# Degree of Jacobian of homogeneous polynomials

What is the degree of the Jacobian (as a polynomial) of 3 homogeneous polynomials in 3 variables of degrees say $m_1, m_2$ and $m_3$ ?

I don't know how to prove that it is independent. In my case the degrees are $2,6$ and $10$. I have tried with some example and I found that the degree is $15$ in this case.

• One idea would be to test the proposition that the answer (degree of the Jacobian) does not depend on the particular polynomials, but can be found from the limited information given, by checking a few cases. Have you tried this? – hardmath Jul 7 '16 at 22:52
• I don't know how to prove that it is independent. In my case the degrees are $2,6$ and $10$. I have tried with some example and I found that the degree is 15 in this case. – Karthik Jul 8 '16 at 9:20
• See my Answer, and note that $2+6+10-3 = 15$. – hardmath Jul 8 '16 at 11:43
• where is your answer ? – Karthik Jul 8 '16 at 16:53
• I realized I'd omitted treating the important case that the Jacobian might be identically zero, so I temporarily deleted the Answer while adding that material. It is back now. – hardmath Jul 8 '16 at 16:57

Having done an example or two should give you a feeling for what can be said about the degree of the Jacobian knowing only the homogeneous degrees of the three polynomials are $m_1,m_2,m_3$ in three variables (say) $x,y,z$.

The Jacobian is the determinant of the $3\times 3$ matrix of first partial derivatives of the three polynomials.

The first partial derivatives of a polynomial of homogeneous degree $m$ will be polynomials of homogeneous degree $m-1$. So in the first row of the $3\times 3$ matrix the partials have degree $m_1-1$, in the second row $m_2-1$, and in the third row $m_3-1$. The product of three polynomials of homogeneous degrees $m_1-1,m_2-1,m_3-1$ will be of homogeneous degree (their sum of degrees) $m_1+m_2+m_3-3$.
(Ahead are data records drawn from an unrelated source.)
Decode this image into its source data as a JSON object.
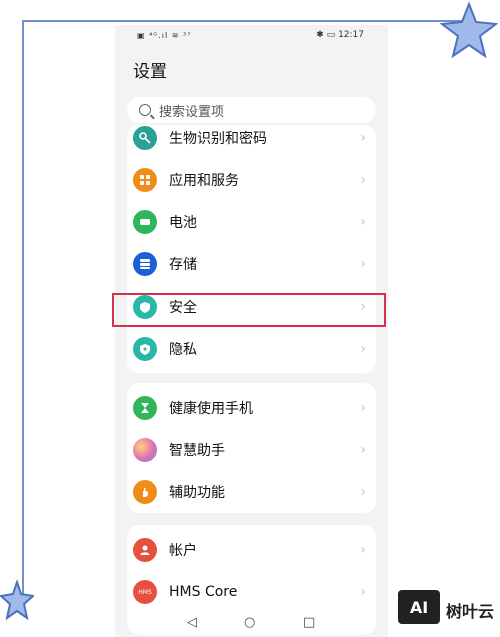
{
  "status_bar": {
    "left_text": "▣ ⁴ᴳ.ıl ≋ ³⁷",
    "time": "12:17",
    "right_icons": "✱ ▭"
  },
  "header": {
    "title": "设置"
  },
  "search": {
    "placeholder": "搜索设置项"
  },
  "groups": [
    {
      "items": [
        {
          "label": "生物识别和密码",
          "icon": "key-icon",
          "color": "#2aa198"
        },
        {
          "label": "应用和服务",
          "icon": "apps-grid-icon",
          "color": "#f08c1a"
        },
        {
          "label": "电池",
          "icon": "battery-icon",
          "color": "#2fb55b"
        },
        {
          "label": "存储",
          "icon": "storage-icon",
          "color": "#1f5fd6"
        },
        {
          "label": "安全",
          "icon": "shield-icon",
          "color": "#29b8a8",
          "highlighted": true
        },
        {
          "label": "隐私",
          "icon": "privacy-shield-icon",
          "color": "#29b8a8"
        }
      ]
    },
    {
      "items": [
        {
          "label": "健康使用手机",
          "icon": "hourglass-icon",
          "color": "#2fb55b"
        },
        {
          "label": "智慧助手",
          "icon": "assistant-orb-icon",
          "color": "#b86ad6"
        },
        {
          "label": "辅助功能",
          "icon": "hand-icon",
          "color": "#f08c1a"
        }
      ]
    },
    {
      "items": [
        {
          "label": "帐户",
          "icon": "user-icon",
          "color": "#e5503f"
        },
        {
          "label": "HMS Core",
          "icon": "hms-icon",
          "color": "#e5503f",
          "icon_text": "HMS"
        }
      ]
    }
  ],
  "navigation": {
    "back": "◁",
    "home": "○",
    "recent": "□"
  },
  "watermark": {
    "box_text": "AI",
    "text": "树叶云"
  }
}
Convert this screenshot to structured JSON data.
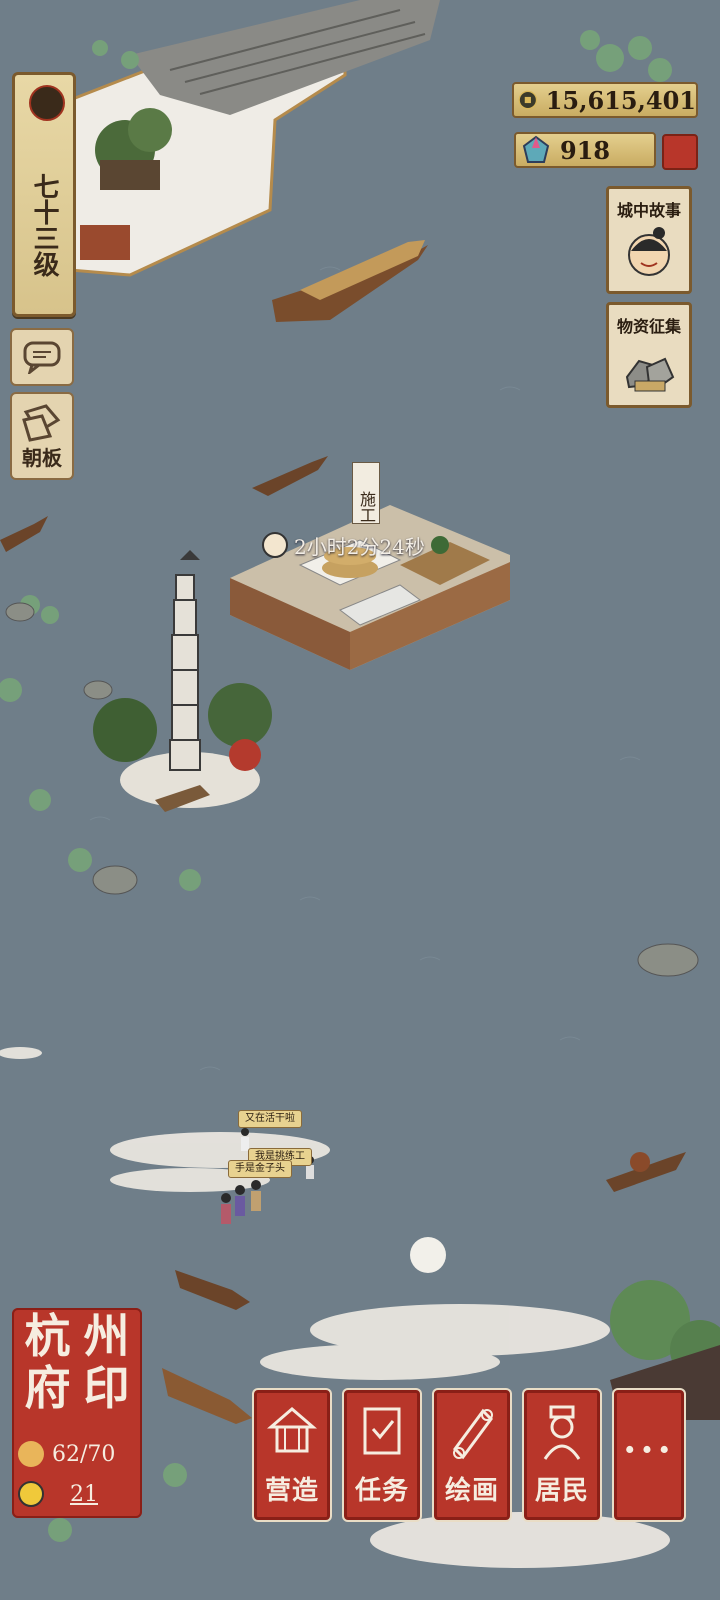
{
  "level": {
    "text": "七十三级"
  },
  "side_buttons": {
    "chat_label": "",
    "board_label": "朝板"
  },
  "resources": {
    "coins": "15,615,401",
    "gems": "918"
  },
  "events": [
    {
      "label": "城中故事",
      "icon": "child-face-icon"
    },
    {
      "label": "物资征集",
      "icon": "stone-pile-icon"
    }
  ],
  "construction": {
    "sign": "施工",
    "timer": "2小时2分24秒"
  },
  "bubbles": {
    "b1": "又在活干啦",
    "b2": "我是挑练工",
    "b3": "手是金子头"
  },
  "city": {
    "name_chars": [
      "杭",
      "州",
      "府",
      "印"
    ],
    "population": "62/70",
    "happiness": "21"
  },
  "menu": {
    "build": "营造",
    "tasks": "任务",
    "painting": "绘画",
    "residents": "居民",
    "more": "···"
  },
  "colors": {
    "water": "#6f7e89",
    "seal_red": "#b8362a",
    "paper": "#e9dcc0"
  }
}
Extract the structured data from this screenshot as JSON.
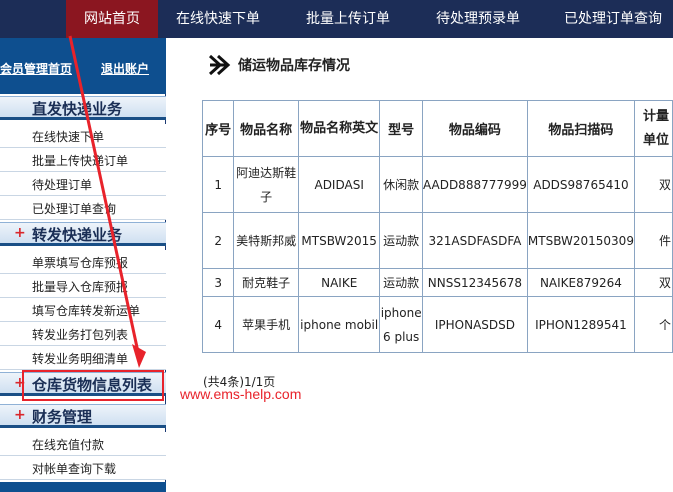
{
  "topnav": {
    "items": [
      "网站首页",
      "在线快速下单",
      "批量上传订单",
      "待处理预录单",
      "已处理订单查询"
    ]
  },
  "sidebar": {
    "top_links": [
      "会员管理首页",
      "退出账户"
    ],
    "sections": [
      {
        "title": "直发快递业务",
        "items": [
          "在线快速下单",
          "批量上传快递订单",
          "待处理订单",
          "已处理订单查询"
        ]
      },
      {
        "title": "转发快递业务",
        "items": [
          "单票填写仓库预报",
          "批量导入仓库预报",
          "填写仓库转发新运单",
          "转发业务打包列表",
          "转发业务明细清单"
        ]
      },
      {
        "title": "仓库货物信息列表",
        "items": []
      },
      {
        "title": "财务管理",
        "items": [
          "在线充值付款",
          "对帐单查询下载"
        ]
      }
    ]
  },
  "main": {
    "title": "储运物品库存情况",
    "columns": [
      "序号",
      "物品名称",
      "物品名称英文",
      "型号",
      "物品编码",
      "物品扫描码",
      "计量单位"
    ],
    "rows": [
      [
        "1",
        "阿迪达斯鞋子",
        "ADIDASI",
        "休闲款",
        "AADD888777999",
        "ADDS98765410",
        "双"
      ],
      [
        "2",
        "美特斯邦威",
        "MTSBW2015",
        "运动款",
        "321ASDFASDFA",
        "MTSBW20150309",
        "件"
      ],
      [
        "3",
        "耐克鞋子",
        "NAIKE",
        "运动款",
        "NNSS12345678",
        "NAIKE879264",
        "双"
      ],
      [
        "4",
        "苹果手机",
        "iphone mobil",
        "iphone 6 plus",
        "IPHONASDSD",
        "IPHON1289541",
        "个"
      ]
    ],
    "pager": "(共4条)1/1页"
  },
  "watermark": "www.ems-help.com",
  "colors": {
    "nav_bg": "#1c2d57",
    "nav_active": "#8b1620",
    "sidebar_blue": "#0e4f8f",
    "annotation_red": "#e8232b"
  }
}
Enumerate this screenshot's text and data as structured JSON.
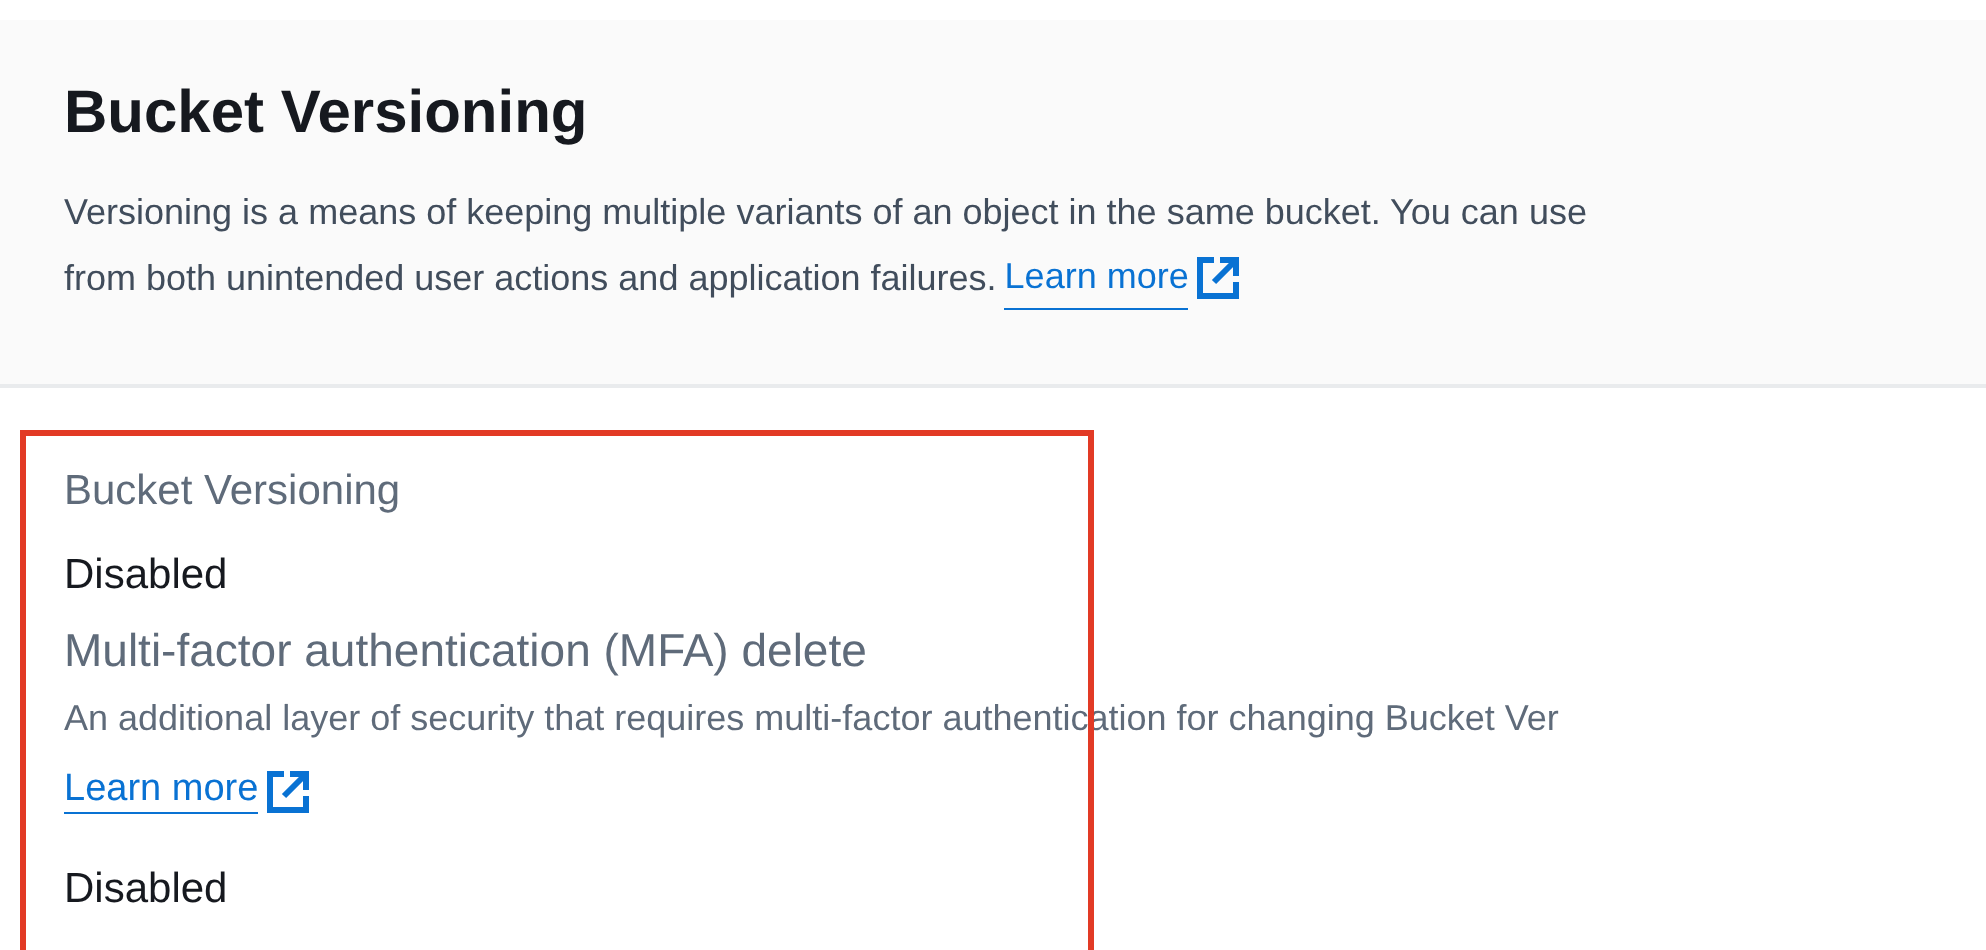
{
  "header": {
    "title": "Bucket Versioning",
    "description": "Versioning is a means of keeping multiple variants of an object in the same bucket. You can use",
    "description_cont": "from both unintended user actions and application failures.",
    "link": "Learn more"
  },
  "details": {
    "label": "Bucket Versioning",
    "status": "Disabled",
    "mfa_title": "Multi-factor authentication (MFA) delete",
    "mfa_description": "An additional layer of security that requires multi-factor authentication for changing Bucket Ver",
    "link": "Learn more",
    "mfa_status": "Disabled"
  }
}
Collecting like terms, any signed sum of polynomials of homogeneous degree $m_1+m_2+m_3-3$ will again be of that form, unless it happens to be identically zero.

An example of this with three polynomials of homogeneous degrees $2,6,10$ resp. is $p_1 = x^2, p_2 = y^3 z^3, p_3 = x^4 y^3 z^3$. Their Jacobian is:

$$\mathbf{J} = \det \begin{bmatrix} 2x & 0 & 0 \\ 0 & 3y^2z^3 & 3y^3z^2 \\ 4x^3y^3z^3 & 3x^4y^2z^3 & 3x^4y^3z^3 \end{bmatrix}$$

A brief if tedious calculation (expanding by minors) shows that $\mathbf{J}\equiv 0$. This can be inferred from the functional relationship:

$$p_3 = p_1^2 p_2$$

which implies the polynomial system is not invertible (uniquely solvable for $x,y,z$) at any point in $\mathbb{R}^3$, and therefore vanishes at every point.

However if the Jacobian computed as above is nonzero, it will be homogeneous of degree $m_1+m_2+m_3-3$ because there exist nonzero terms of that degree.